Image courtesy of NASA
Earth Sciences, Planetary Geology and Remote Sensing
CPSE members study the geological past and present of planetary bodies. Research projects include planetary formation and interior evolution, volcanism, meteorite impact processes, surface processes, tectonics, and planetary environments. Members conduct geologic mapping of the Moon, Mars, and Venus using radar, optical, thermal, and hyperspectral data, and investigate planetary interiors through high-pressure and high-temperature experiments as well as analysis of meteorites and lunar samples. Ancient Martian environments, paleoclimate, and habitability are studied by sedimentology and stratigraphy to interpret lake and fluvial systems, thermophysical studies of dunes, machine learning, remote sensing, and rover data.
CPSE members also study Earth to better understand other planets. To help interpretation of remote sensing data, members conduct analog fieldwork in Australia, Antarctica, and other extreme environments. Additionally, researchers use remote sensing to study Earth’s environmental change, vegetation dynamics, and land-use patterns.
Astrophysics & Cosmochemistry
Here, we explore fundamental questions about the origins of planets and the solar system. Atomic nuclei originate during the lives and deaths of stars. CPSE researchers study these processes by simulating nucleosynthesis in stars, novae, and supernovae. The products of these events built stars and planets, including the planets, moons, asteroids, and dust in our own solar system. Understanding the composition of small bodies and dust is also a central focus of CPSE member research.

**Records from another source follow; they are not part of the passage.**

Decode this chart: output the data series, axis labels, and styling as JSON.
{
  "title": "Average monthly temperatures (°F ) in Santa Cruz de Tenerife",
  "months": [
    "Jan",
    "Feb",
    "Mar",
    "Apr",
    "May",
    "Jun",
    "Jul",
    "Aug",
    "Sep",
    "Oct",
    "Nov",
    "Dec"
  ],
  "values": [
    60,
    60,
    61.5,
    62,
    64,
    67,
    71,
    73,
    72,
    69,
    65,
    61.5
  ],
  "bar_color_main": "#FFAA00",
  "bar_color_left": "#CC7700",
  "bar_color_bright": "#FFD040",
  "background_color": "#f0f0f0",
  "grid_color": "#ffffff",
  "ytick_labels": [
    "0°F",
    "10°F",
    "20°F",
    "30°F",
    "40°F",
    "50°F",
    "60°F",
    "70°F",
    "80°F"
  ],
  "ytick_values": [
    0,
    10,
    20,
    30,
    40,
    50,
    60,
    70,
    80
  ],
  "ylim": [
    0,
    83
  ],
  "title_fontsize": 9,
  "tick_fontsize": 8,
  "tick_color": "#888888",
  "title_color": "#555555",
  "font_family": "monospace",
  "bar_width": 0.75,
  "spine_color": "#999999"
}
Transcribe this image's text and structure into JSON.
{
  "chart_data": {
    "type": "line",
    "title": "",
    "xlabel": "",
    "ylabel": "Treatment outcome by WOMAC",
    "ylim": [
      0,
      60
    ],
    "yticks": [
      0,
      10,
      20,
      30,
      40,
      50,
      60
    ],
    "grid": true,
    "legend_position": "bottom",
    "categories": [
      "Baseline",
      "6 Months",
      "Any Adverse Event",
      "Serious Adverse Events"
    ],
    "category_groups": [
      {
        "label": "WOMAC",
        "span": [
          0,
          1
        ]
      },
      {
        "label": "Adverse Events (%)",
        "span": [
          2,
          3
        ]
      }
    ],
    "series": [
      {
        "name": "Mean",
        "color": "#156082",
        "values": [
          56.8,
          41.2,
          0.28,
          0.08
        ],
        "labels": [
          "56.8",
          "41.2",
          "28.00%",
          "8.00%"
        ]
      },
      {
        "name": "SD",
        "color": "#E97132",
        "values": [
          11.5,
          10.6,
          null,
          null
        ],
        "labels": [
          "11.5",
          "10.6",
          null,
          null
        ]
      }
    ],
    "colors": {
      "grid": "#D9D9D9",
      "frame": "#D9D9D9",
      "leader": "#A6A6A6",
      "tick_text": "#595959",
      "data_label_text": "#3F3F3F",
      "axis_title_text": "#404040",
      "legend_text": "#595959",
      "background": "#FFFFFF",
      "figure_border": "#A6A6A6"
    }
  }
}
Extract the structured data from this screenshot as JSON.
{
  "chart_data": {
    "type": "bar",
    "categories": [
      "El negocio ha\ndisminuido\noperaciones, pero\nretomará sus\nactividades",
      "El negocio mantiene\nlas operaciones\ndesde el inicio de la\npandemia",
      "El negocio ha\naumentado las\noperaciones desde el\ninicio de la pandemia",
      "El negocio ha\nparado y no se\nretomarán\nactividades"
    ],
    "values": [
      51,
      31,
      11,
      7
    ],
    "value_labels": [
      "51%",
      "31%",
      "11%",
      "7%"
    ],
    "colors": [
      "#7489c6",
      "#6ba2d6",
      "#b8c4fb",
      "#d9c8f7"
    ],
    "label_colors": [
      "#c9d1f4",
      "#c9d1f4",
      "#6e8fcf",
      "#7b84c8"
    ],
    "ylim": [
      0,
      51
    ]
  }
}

CPSE members model how galactic cosmic rays, solar particle events, and the secondary particles they generate interact with spacecraft components, electronics, potential habitats, planetary surfaces, and astronauts. By calculating radiation doses and understanding how particles interact with different materials, we can better assess exploration risks and develop shielding strategies or identify safer landing locations on planetary surfaces. Radiation also drives chemical processes in planetary atmospheres and on surfaces. For example, CPSE researchers examine how energetic particles influence the chemistry of Titan’s atmosphere.

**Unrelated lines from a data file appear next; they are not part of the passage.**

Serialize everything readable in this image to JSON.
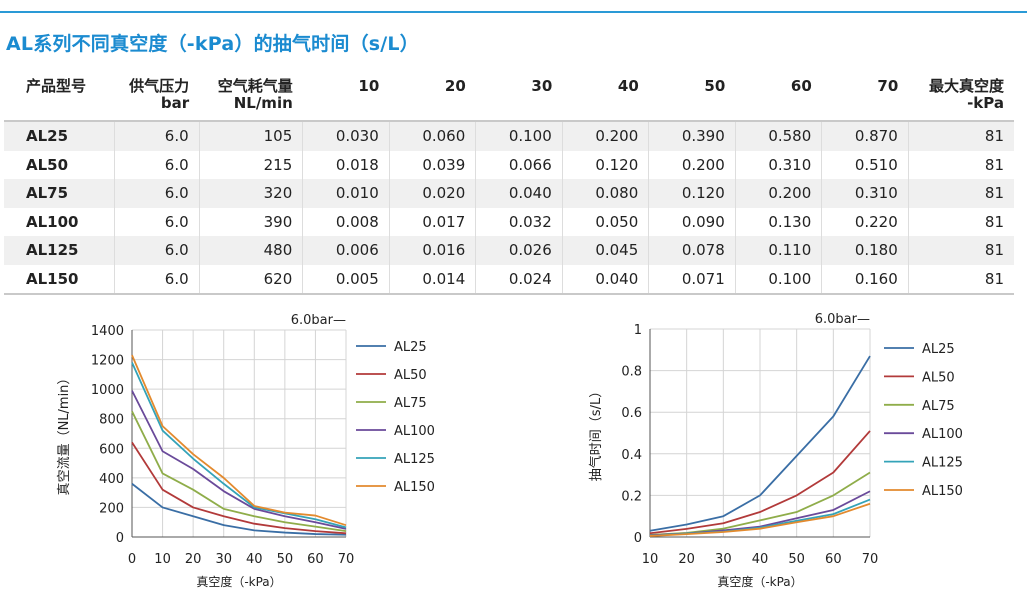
{
  "title": "AL系列不同真空度（-kPa）的抽气时间（s/L）",
  "table": {
    "header": [
      [
        "产品型号"
      ],
      [
        "供气压力",
        "bar"
      ],
      [
        "空气耗气量",
        "NL/min"
      ],
      [
        "10"
      ],
      [
        "20"
      ],
      [
        "30"
      ],
      [
        "40"
      ],
      [
        "50"
      ],
      [
        "60"
      ],
      [
        "70"
      ],
      [
        "最大真空度",
        "-kPa"
      ]
    ],
    "rows": [
      [
        "AL25",
        "6.0",
        "105",
        "0.030",
        "0.060",
        "0.100",
        "0.200",
        "0.390",
        "0.580",
        "0.870",
        "81"
      ],
      [
        "AL50",
        "6.0",
        "215",
        "0.018",
        "0.039",
        "0.066",
        "0.120",
        "0.200",
        "0.310",
        "0.510",
        "81"
      ],
      [
        "AL75",
        "6.0",
        "320",
        "0.010",
        "0.020",
        "0.040",
        "0.080",
        "0.120",
        "0.200",
        "0.310",
        "81"
      ],
      [
        "AL100",
        "6.0",
        "390",
        "0.008",
        "0.017",
        "0.032",
        "0.050",
        "0.090",
        "0.130",
        "0.220",
        "81"
      ],
      [
        "AL125",
        "6.0",
        "480",
        "0.006",
        "0.016",
        "0.026",
        "0.045",
        "0.078",
        "0.110",
        "0.180",
        "81"
      ],
      [
        "AL150",
        "6.0",
        "620",
        "0.005",
        "0.014",
        "0.024",
        "0.040",
        "0.071",
        "0.100",
        "0.160",
        "81"
      ]
    ]
  },
  "chart_data": [
    {
      "type": "line",
      "note_label": "6.0bar—",
      "xlabel": "真空度（-kPa）",
      "ylabel": "真空流量（NL/min）",
      "x": [
        0,
        10,
        20,
        30,
        40,
        50,
        60,
        70
      ],
      "xlim": [
        0,
        70
      ],
      "ylim": [
        0,
        1400
      ],
      "yticks": [
        0,
        200,
        400,
        600,
        800,
        1000,
        1200,
        1400
      ],
      "grid": true,
      "legend_position": "right",
      "series": [
        {
          "name": "AL25",
          "color": "#3a6ea5",
          "values": [
            360,
            200,
            140,
            80,
            45,
            30,
            20,
            15
          ]
        },
        {
          "name": "AL50",
          "color": "#b23a3a",
          "values": [
            640,
            320,
            200,
            140,
            90,
            60,
            40,
            25
          ]
        },
        {
          "name": "AL75",
          "color": "#8fad4a",
          "values": [
            850,
            430,
            320,
            190,
            140,
            100,
            70,
            40
          ]
        },
        {
          "name": "AL100",
          "color": "#6a4a9a",
          "values": [
            990,
            580,
            460,
            310,
            190,
            140,
            100,
            55
          ]
        },
        {
          "name": "AL125",
          "color": "#34a3b8",
          "values": [
            1180,
            720,
            530,
            360,
            200,
            160,
            120,
            65
          ]
        },
        {
          "name": "AL150",
          "color": "#e38a2e",
          "values": [
            1230,
            750,
            560,
            400,
            210,
            165,
            145,
            80
          ]
        }
      ]
    },
    {
      "type": "line",
      "note_label": "6.0bar—",
      "xlabel": "真空度（-kPa）",
      "ylabel": "抽气时间（s/L）",
      "x": [
        10,
        20,
        30,
        40,
        50,
        60,
        70
      ],
      "xlim": [
        10,
        70
      ],
      "ylim": [
        0,
        1
      ],
      "yticks": [
        0,
        0.2,
        0.4,
        0.6,
        0.8,
        1
      ],
      "ytick_labels": [
        "0",
        "0.2",
        "0.4",
        "0.6",
        "0.8",
        "1"
      ],
      "grid": true,
      "legend_position": "right",
      "series": [
        {
          "name": "AL25",
          "color": "#3a6ea5",
          "values": [
            0.03,
            0.06,
            0.1,
            0.2,
            0.39,
            0.58,
            0.87
          ]
        },
        {
          "name": "AL50",
          "color": "#b23a3a",
          "values": [
            0.018,
            0.039,
            0.066,
            0.12,
            0.2,
            0.31,
            0.51
          ]
        },
        {
          "name": "AL75",
          "color": "#8fad4a",
          "values": [
            0.01,
            0.02,
            0.04,
            0.08,
            0.12,
            0.2,
            0.31
          ]
        },
        {
          "name": "AL100",
          "color": "#6a4a9a",
          "values": [
            0.008,
            0.017,
            0.032,
            0.05,
            0.09,
            0.13,
            0.22
          ]
        },
        {
          "name": "AL125",
          "color": "#34a3b8",
          "values": [
            0.006,
            0.016,
            0.026,
            0.045,
            0.078,
            0.11,
            0.18
          ]
        },
        {
          "name": "AL150",
          "color": "#e38a2e",
          "values": [
            0.005,
            0.014,
            0.024,
            0.04,
            0.071,
            0.1,
            0.16
          ]
        }
      ]
    }
  ]
}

Engineering & Instrumentation
Another aspect of planetary exploration is spacecraft testing and operating, as well as the development of scientific instruments. CPSE members analyze structural dynamics, vibration control, nonlinear behavior, and health monitoring to ensure that vehicles and instruments survive launch, landing, and long-term operation. Some researchers also develop, and test electronic systems and circuits designed to function under extreme pressures, temperatures, and radiation levels.
CPSE also collaborates with the Student Space Technology Association (SSTA). The SSTA project scope covers rockets, robotics, hypersonics, and space systems. The student-run team operates out of a 2,700 sqft workshop and has built the largest collegiate rocket test stand in the U.S.
Plant Sciences
Long-duration crewed space missions will benefit from freshly grown food and CPSE researchers study how fresh crops can be grown efficiently in controlled environments, such as space-habitats. Researchers investigate how light intensity, duration, and spectrum, as well as temperature, CO₂ levels, nutrients, and plant growth regulators, affect the growth of vegetables, leafy greens, and culinary herbs. In addition to general physiology and production research, they analyze how to improve flavor, nutritional value, and visual quality. These studies aim to improve taste, appeal, yield, and overall sustainability.